Eads Bridge was built in 1874 in the city of St Louis, United States of America. It was named after James Eads, the man who designed and built it. It was the first steel bridge to be made, ushering in a new era of use of steel in engineering, manufacturing, and architecture (Witcher, 2017). To develop, St Louis desperately needed a railroad route across the Mississippi River.

 

Bridge overview

Eads Bridge is the world’s first steel-truss bridge and an engineering landmark. It is a combined railway and road bridge crossing over the Mississippi River east of St Louis (Kouwenhoven, 2017). It connects the cities of Missouri, St Louis, and Illinois. Eads Bridge was named on the National Register of Historic Places as a historic national landmark.

History and significance

After the Civil war and the need for expansion of the nation’s railroad system emerged, it became clear that if the city of St. Louis was to grow and develop, a bridge across the Mississippi River was important.  In 1867, the St. Louis Bridge and Iron Company, a group of City bankers and businessmen, hired James Buchanan Eads (1820-1887) to build one (Witcher, 2017).  Eads was a self-educated engineer and had never made any other bridge before.

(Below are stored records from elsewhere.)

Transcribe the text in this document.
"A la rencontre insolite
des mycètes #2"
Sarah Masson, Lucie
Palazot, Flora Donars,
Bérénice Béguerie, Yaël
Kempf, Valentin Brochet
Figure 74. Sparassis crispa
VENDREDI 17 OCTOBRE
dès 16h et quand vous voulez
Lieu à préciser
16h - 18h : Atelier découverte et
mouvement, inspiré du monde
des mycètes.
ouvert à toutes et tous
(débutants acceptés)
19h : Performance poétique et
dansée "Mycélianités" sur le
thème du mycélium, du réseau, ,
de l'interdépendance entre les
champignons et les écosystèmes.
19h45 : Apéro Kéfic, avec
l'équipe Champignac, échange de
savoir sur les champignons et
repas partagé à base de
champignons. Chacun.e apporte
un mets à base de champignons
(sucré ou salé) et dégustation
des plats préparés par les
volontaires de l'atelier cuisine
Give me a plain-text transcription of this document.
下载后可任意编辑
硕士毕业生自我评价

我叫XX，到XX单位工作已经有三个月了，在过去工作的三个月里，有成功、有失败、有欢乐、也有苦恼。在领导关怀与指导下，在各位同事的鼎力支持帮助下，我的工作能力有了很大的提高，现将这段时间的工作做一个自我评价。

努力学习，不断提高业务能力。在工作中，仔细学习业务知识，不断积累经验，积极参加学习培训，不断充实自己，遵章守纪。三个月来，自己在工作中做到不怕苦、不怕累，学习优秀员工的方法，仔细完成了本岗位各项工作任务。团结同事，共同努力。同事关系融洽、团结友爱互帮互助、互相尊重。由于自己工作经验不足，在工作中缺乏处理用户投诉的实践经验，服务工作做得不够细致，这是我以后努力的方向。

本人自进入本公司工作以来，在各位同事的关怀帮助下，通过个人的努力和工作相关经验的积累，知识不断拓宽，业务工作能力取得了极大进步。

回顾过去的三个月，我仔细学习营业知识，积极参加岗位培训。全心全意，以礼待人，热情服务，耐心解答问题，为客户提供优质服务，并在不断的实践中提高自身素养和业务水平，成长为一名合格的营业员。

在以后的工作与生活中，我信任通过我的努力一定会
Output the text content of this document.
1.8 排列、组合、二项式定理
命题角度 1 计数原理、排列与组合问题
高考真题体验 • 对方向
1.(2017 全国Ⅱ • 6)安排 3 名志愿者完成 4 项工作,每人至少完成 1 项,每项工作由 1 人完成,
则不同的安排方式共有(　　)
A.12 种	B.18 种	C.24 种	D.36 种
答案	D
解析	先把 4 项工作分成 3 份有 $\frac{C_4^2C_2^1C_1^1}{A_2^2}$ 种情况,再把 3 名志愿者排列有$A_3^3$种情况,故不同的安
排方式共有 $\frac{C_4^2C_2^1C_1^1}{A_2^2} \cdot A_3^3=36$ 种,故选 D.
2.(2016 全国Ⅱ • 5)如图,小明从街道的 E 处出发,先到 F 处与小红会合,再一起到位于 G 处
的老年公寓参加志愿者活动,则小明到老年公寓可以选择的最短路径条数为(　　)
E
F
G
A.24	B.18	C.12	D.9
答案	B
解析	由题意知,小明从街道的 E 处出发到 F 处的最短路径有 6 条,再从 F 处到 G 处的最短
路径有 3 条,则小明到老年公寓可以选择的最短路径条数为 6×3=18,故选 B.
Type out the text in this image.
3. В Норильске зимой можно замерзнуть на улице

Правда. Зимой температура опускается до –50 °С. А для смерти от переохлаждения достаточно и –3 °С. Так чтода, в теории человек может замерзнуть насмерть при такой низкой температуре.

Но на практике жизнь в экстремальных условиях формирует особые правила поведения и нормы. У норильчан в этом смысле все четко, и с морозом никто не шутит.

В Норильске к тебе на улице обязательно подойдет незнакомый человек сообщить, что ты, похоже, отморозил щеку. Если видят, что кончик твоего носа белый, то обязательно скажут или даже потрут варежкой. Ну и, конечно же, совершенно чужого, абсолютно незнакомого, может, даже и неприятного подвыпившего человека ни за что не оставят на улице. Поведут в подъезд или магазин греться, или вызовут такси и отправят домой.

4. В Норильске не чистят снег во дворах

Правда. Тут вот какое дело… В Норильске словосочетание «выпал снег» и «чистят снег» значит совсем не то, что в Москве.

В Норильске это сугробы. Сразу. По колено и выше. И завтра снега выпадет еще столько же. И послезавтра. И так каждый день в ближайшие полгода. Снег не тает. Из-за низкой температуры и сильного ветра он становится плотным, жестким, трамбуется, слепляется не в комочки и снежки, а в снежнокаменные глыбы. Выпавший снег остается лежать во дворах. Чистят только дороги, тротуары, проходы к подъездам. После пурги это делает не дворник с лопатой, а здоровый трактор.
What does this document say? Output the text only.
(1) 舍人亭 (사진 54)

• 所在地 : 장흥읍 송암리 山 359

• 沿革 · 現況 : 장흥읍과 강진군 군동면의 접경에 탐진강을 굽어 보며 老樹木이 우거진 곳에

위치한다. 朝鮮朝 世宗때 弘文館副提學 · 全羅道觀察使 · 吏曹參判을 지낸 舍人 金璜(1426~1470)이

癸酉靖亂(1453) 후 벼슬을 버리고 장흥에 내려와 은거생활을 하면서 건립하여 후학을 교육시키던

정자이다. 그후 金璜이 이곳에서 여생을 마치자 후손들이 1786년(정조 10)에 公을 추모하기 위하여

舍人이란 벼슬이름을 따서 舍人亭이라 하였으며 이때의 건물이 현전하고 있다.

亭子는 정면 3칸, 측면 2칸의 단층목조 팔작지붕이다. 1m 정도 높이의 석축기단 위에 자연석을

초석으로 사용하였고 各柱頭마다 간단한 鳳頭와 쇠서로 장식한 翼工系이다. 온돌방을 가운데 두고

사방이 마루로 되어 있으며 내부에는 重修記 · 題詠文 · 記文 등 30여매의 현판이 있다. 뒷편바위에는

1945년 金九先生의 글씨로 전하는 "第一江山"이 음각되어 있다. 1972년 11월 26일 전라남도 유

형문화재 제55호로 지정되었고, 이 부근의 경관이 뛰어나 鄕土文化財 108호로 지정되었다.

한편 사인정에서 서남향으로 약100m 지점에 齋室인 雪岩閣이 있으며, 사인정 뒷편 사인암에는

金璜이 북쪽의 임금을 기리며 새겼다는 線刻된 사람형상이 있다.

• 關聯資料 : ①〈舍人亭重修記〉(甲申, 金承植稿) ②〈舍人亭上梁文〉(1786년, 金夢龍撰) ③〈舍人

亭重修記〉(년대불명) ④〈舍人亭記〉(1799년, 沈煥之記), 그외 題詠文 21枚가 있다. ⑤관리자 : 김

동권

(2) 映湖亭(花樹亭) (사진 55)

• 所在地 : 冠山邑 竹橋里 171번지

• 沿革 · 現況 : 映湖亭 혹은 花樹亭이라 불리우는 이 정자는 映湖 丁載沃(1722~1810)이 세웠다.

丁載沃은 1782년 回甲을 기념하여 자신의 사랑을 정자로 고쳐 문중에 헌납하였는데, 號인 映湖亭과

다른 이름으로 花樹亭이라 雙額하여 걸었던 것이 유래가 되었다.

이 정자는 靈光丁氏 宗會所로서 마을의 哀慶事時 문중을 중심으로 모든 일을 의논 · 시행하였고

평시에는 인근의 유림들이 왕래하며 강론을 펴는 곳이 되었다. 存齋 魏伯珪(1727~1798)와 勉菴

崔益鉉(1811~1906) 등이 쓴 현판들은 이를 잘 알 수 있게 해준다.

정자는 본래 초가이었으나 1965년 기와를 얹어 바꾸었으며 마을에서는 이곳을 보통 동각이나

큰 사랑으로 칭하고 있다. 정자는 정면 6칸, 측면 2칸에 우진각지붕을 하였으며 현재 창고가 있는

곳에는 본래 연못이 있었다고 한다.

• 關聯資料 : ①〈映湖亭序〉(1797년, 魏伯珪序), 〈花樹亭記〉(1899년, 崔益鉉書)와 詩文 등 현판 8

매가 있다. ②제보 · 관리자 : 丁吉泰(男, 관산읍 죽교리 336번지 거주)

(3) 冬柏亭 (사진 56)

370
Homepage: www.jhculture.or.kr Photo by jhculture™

Eads Bridge was essential for St Louis to grow and develop.

Bridge design

The actual construction work of the bridge began in 1867.  Giant granite-faced piers support three graceful arches and two decks.  It was the first bridge to keep and carry railroad tracks and the first to use tubular cord members, and the first to depend entirely on cantilever construction for its great structure. Pneumatic caissons were used for the first time in the U.S. in constructing its piers, which were sunk to the unprecedented depth of 123 feet (Kouwenhoven, 2017).

Material used

Eads proposed to build an arch bridge using a brand new material: structural steel alloy. Steel construction was not widespread at this time, and in fact, this would be the first steel alloy bridge ever built. As a result, Eads’ steel-truss arch bridge was ridiculed as an impossible structure that would be too difficult to construct over the deep, wide river. Eads’ responded by asking, ‘Must we admit that, because a thing has never been done, it never can be? (Brown, 2014).

 

 

References

Kouwenhoven, J. A. (2017). The designing of the Eads Bridge. In Structural Iron and Steel, 1850–1900 (pp. 161-194). Routledge.

 

Witcher, T. R. (2017). A Pioneering Structure: The Eads Bridge. Civil Engineering Magazine Archive, 87(10), 42-45.

Brown, J. K. (2014). Not the Eads Bridge: An Exploration of Counterfactual History of Technology. Technology and Culture, 521-559.